Of Mice and Milkshakes

discover (Photo illustration: Steve Boerner/Original images: Adobe Stock)

Not surprisingly, a fast-food diet is no better for mice than for humans. But a drug developed at the Medical Center protected mice that were fed a fast-food diet from one of the diet’s many potential ills: nonalcoholic fatty liver disease.

In a study published in the journal JCI Insights, scientists reported that the drug, dubbed “URMC-099,” reversed liver inflammation, injury, and scarring in mice. The mice had developed the symptoms of fatty liver disease after consuming a diet high in fat, sugar, and cholesterol that had been designed to replicate a fast-food diet and recreate the features of the illness found in people.
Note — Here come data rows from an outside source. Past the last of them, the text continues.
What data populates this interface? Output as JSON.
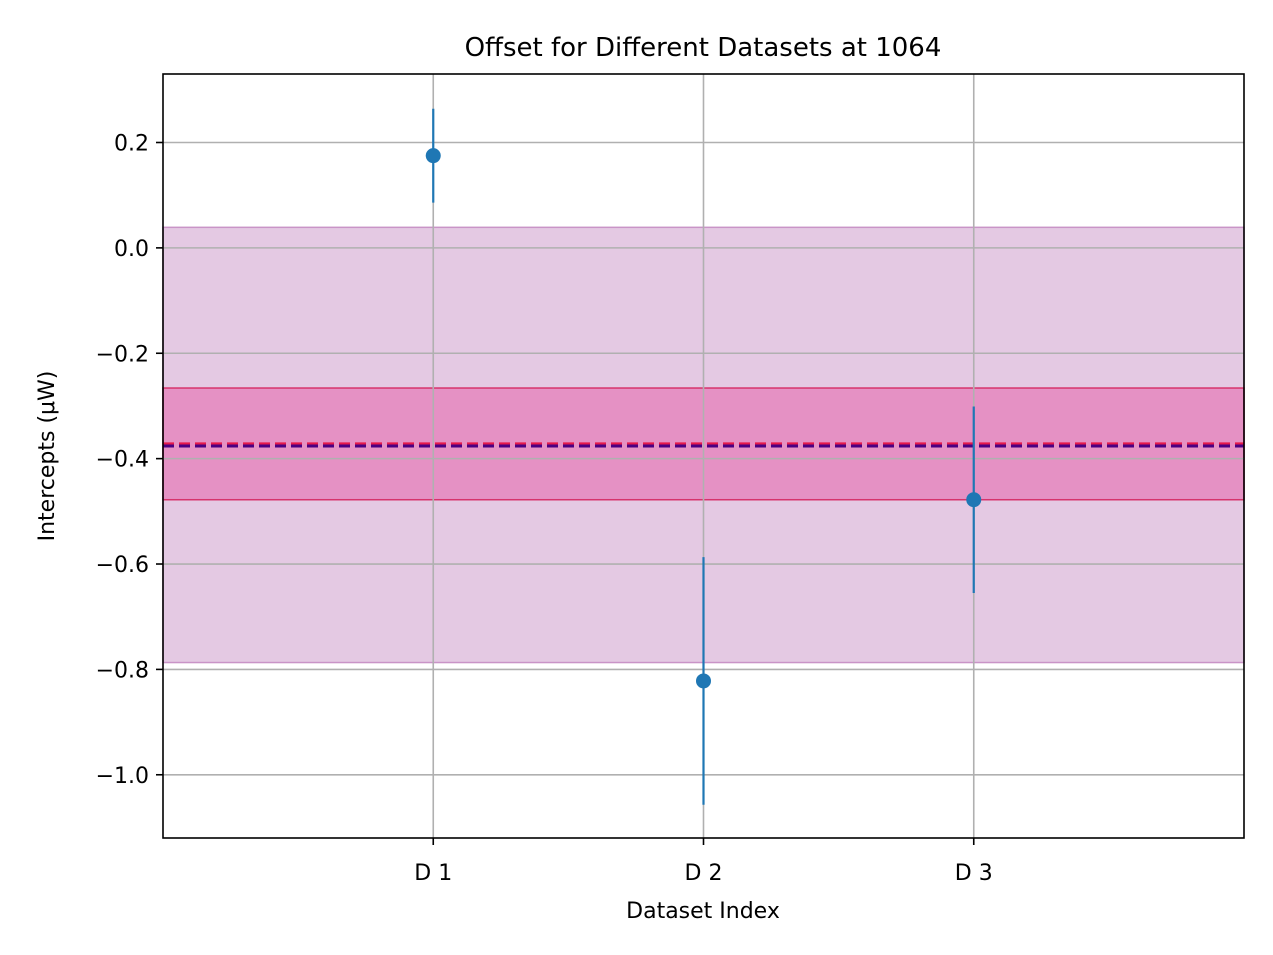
{
  "chart_data": {
    "type": "scatter",
    "title": "Offset for Different Datasets at 1064",
    "xlabel": "Dataset Index",
    "ylabel": "Intercepts (μW)",
    "categories": [
      "D 1",
      "D 2",
      "D 3"
    ],
    "x": [
      1,
      2,
      3
    ],
    "xlim": [
      0,
      4
    ],
    "ylim": [
      -1.12,
      0.33
    ],
    "yticks": [
      0.2,
      0.0,
      -0.2,
      -0.4,
      -0.6,
      -0.8,
      -1.0
    ],
    "ytick_labels": [
      "0.2",
      "0.0",
      "−0.2",
      "−0.4",
      "−0.6",
      "−0.8",
      "−1.0"
    ],
    "grid": true,
    "series": [
      {
        "values": [
          0.175,
          -0.822,
          -0.478
        ],
        "errors": [
          0.089,
          0.235,
          0.177
        ],
        "color": "#1f77b4"
      }
    ],
    "bands": [
      {
        "low": -0.787,
        "high": 0.039,
        "color": "#c994c7",
        "opacity": 0.5,
        "edge": "#c994c7"
      },
      {
        "low": -0.478,
        "high": -0.266,
        "color": "#e7298a",
        "opacity": 0.35,
        "edge": "#d6336c"
      }
    ],
    "hlines": [
      {
        "value": -0.372,
        "color": "#e6194b",
        "dash": true
      },
      {
        "value": -0.376,
        "color": "#4b0082",
        "dash": true
      }
    ]
  }
}
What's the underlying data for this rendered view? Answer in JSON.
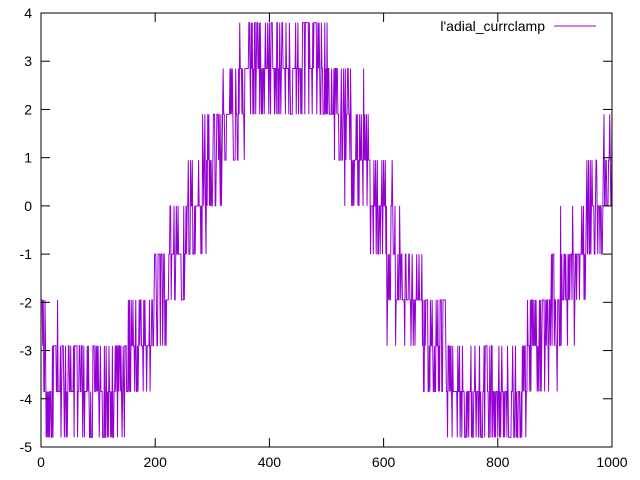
{
  "chart_data": {
    "type": "line",
    "title": "",
    "xlabel": "",
    "ylabel": "",
    "xlim": [
      0,
      1000
    ],
    "ylim": [
      -5,
      4
    ],
    "x_ticks": [
      "0",
      "200",
      "400",
      "600",
      "800",
      "1000"
    ],
    "y_ticks": [
      "4",
      "3",
      "2",
      "1",
      "0",
      "-1",
      "-2",
      "-3",
      "-4",
      "-5"
    ],
    "grid": false,
    "legend_position": "top-right",
    "series": [
      {
        "name": "l'adial_currclamp",
        "color": "#9400d3",
        "levels": [
          -4.8,
          -3.85,
          -2.9,
          -1.95,
          -1.0,
          0.0,
          0.95,
          1.9,
          2.85,
          3.8
        ],
        "x_start": 0,
        "x_end": 1000,
        "x_step": 1,
        "approx_period": 700,
        "approx_center": -0.5,
        "approx_amplitude": 3.6
      }
    ]
  }
}
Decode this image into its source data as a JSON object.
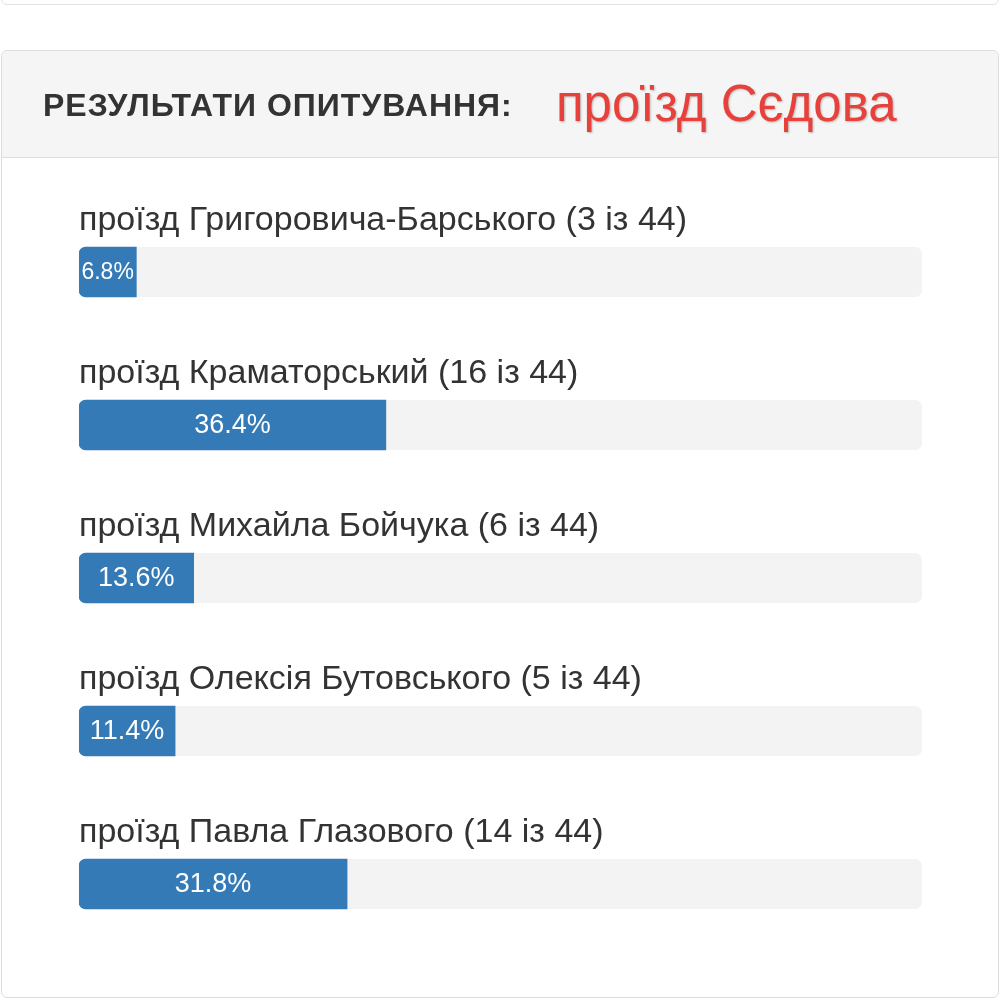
{
  "chart_data": {
    "type": "bar",
    "orientation": "horizontal",
    "title": "РЕЗУЛЬТАТИ ОПИТУВАННЯ:",
    "subtitle": "проїзд Сєдова",
    "categories": [
      "проїзд Григоровича-Барського (3 із 44)",
      "проїзд Краматорський (16 із 44)",
      "проїзд Михайла Бойчука (6 із 44)",
      "проїзд Олексія Бутовського (5 із 44)",
      "проїзд Павла Глазового (14 із 44)"
    ],
    "values": [
      6.8,
      36.4,
      13.6,
      11.4,
      31.8
    ],
    "color": "#337ab7",
    "value_labels": [
      "6.8%",
      "36.4%",
      "13.6%",
      "11.4%",
      "31.8%"
    ],
    "xlim": [
      0,
      100
    ],
    "tick_labels": "y"
  }
}
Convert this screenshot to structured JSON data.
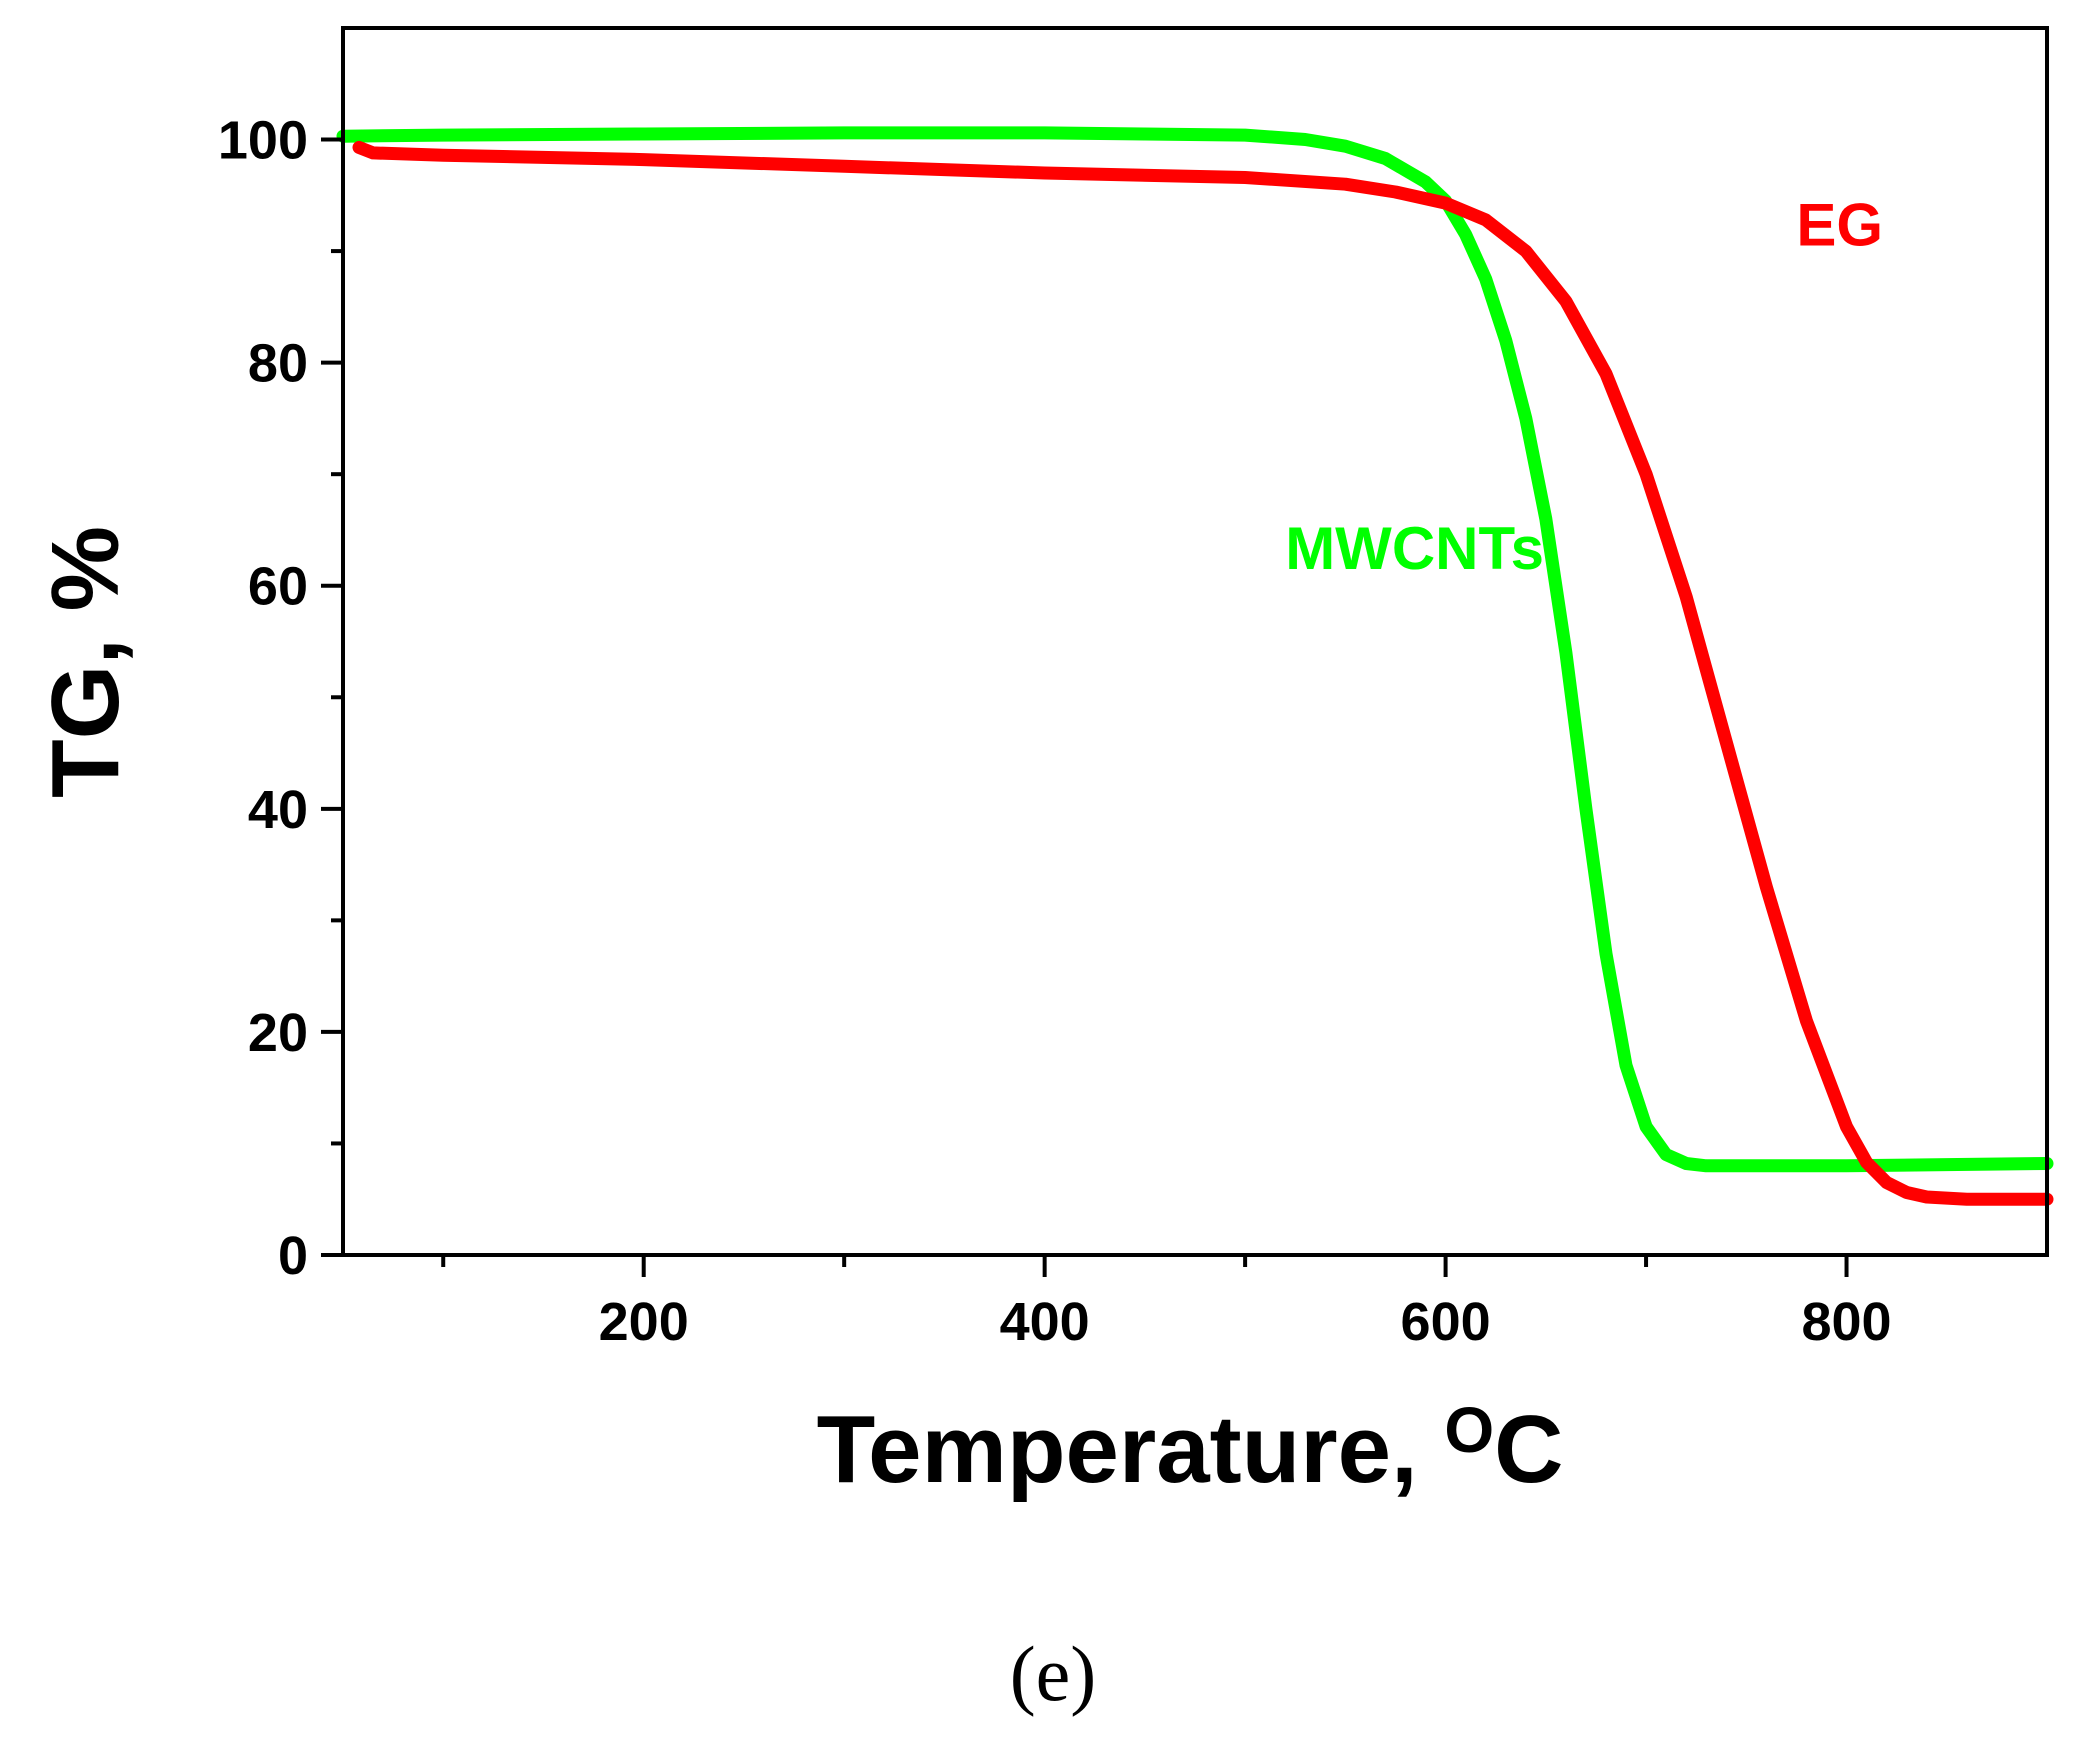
{
  "chart_data": {
    "type": "line",
    "title": "",
    "xlabel": "Temperature, ",
    "xlabel_superscript": "O",
    "xlabel_unit": "C",
    "ylabel": "TG, %",
    "xlim": [
      50,
      900
    ],
    "ylim": [
      0,
      110
    ],
    "x_ticks": [
      200,
      400,
      600,
      800
    ],
    "x_minor_ticks": [
      100,
      300,
      500,
      700
    ],
    "y_ticks": [
      0,
      20,
      40,
      60,
      80,
      100
    ],
    "y_minor_ticks": [
      10,
      30,
      50,
      70,
      90
    ],
    "grid": false,
    "series": [
      {
        "name": "MWCNTs",
        "color": "#00ff00",
        "x": [
          50,
          100,
          200,
          300,
          400,
          450,
          500,
          530,
          550,
          570,
          590,
          600,
          610,
          620,
          630,
          640,
          650,
          660,
          670,
          680,
          690,
          700,
          710,
          720,
          730,
          750,
          800,
          850,
          900
        ],
        "y": [
          100.3,
          100.4,
          100.5,
          100.6,
          100.6,
          100.5,
          100.4,
          100.0,
          99.4,
          98.3,
          96.2,
          94.5,
          91.5,
          87.5,
          82.0,
          75.0,
          66.0,
          54.0,
          40.0,
          27.0,
          17.0,
          11.5,
          9.0,
          8.2,
          8.0,
          8.0,
          8.0,
          8.1,
          8.2
        ]
      },
      {
        "name": "EG",
        "color": "#ff0000",
        "x": [
          58,
          65,
          100,
          200,
          300,
          400,
          500,
          550,
          575,
          600,
          620,
          640,
          660,
          680,
          700,
          720,
          740,
          760,
          780,
          800,
          810,
          820,
          830,
          840,
          860,
          900
        ],
        "y": [
          99.3,
          98.8,
          98.6,
          98.2,
          97.6,
          97.0,
          96.6,
          96.0,
          95.3,
          94.3,
          92.8,
          90.0,
          85.5,
          79.0,
          70.0,
          59.0,
          46.0,
          33.0,
          21.0,
          11.5,
          8.3,
          6.5,
          5.6,
          5.2,
          5.0,
          5.0
        ]
      }
    ],
    "annotations": [
      {
        "text": "MWCNTs",
        "x": 520,
        "y": 61.5,
        "color": "#00ff00"
      },
      {
        "text": "EG",
        "x": 775,
        "y": 90.5,
        "color": "#ff0000"
      }
    ],
    "panel_label": "(e)"
  }
}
Eating high volumes of fatty and sugary foods triggers inflammation in the liver, and the body responds by sending immune cells to neutralize the threat. Unfortunately, the immune response can rage out of control, creating even more inflammation and further damaging the liver. URMC-099, which was developed in the laboratory of Harris (Handy) Gelbard, a professor of neurology and the director of the Center for Neurotherapeutics Discovery, dials back the immune response to a normal level.

“URMC-099 seems to break this vicious cycle of persistent inflammation by restoring balance between immune cells and liver cells,” says Gelbard. “The drug’s ability to turn down the volume on the immune response allows the liver to regain its normal functions.”

Working with scientists at the Mayo Clinic and University of Cincinnati, Gelbard fed mice the diet for six weeks.

After five-and-a-half weeks on the diet, half of the mice received URMC-099 and half received placebo. The mice given the drug had less immune-related inflammation and less liver injury and fibrosis compared to placebo-treated mice and didn’t experience any major side effects. Based on the results, Gelbard, who originally developed URMC-099 to treat neurological disorders, is working toward early phase clinical trials for the drug to treat nonalcoholic fatty liver disease.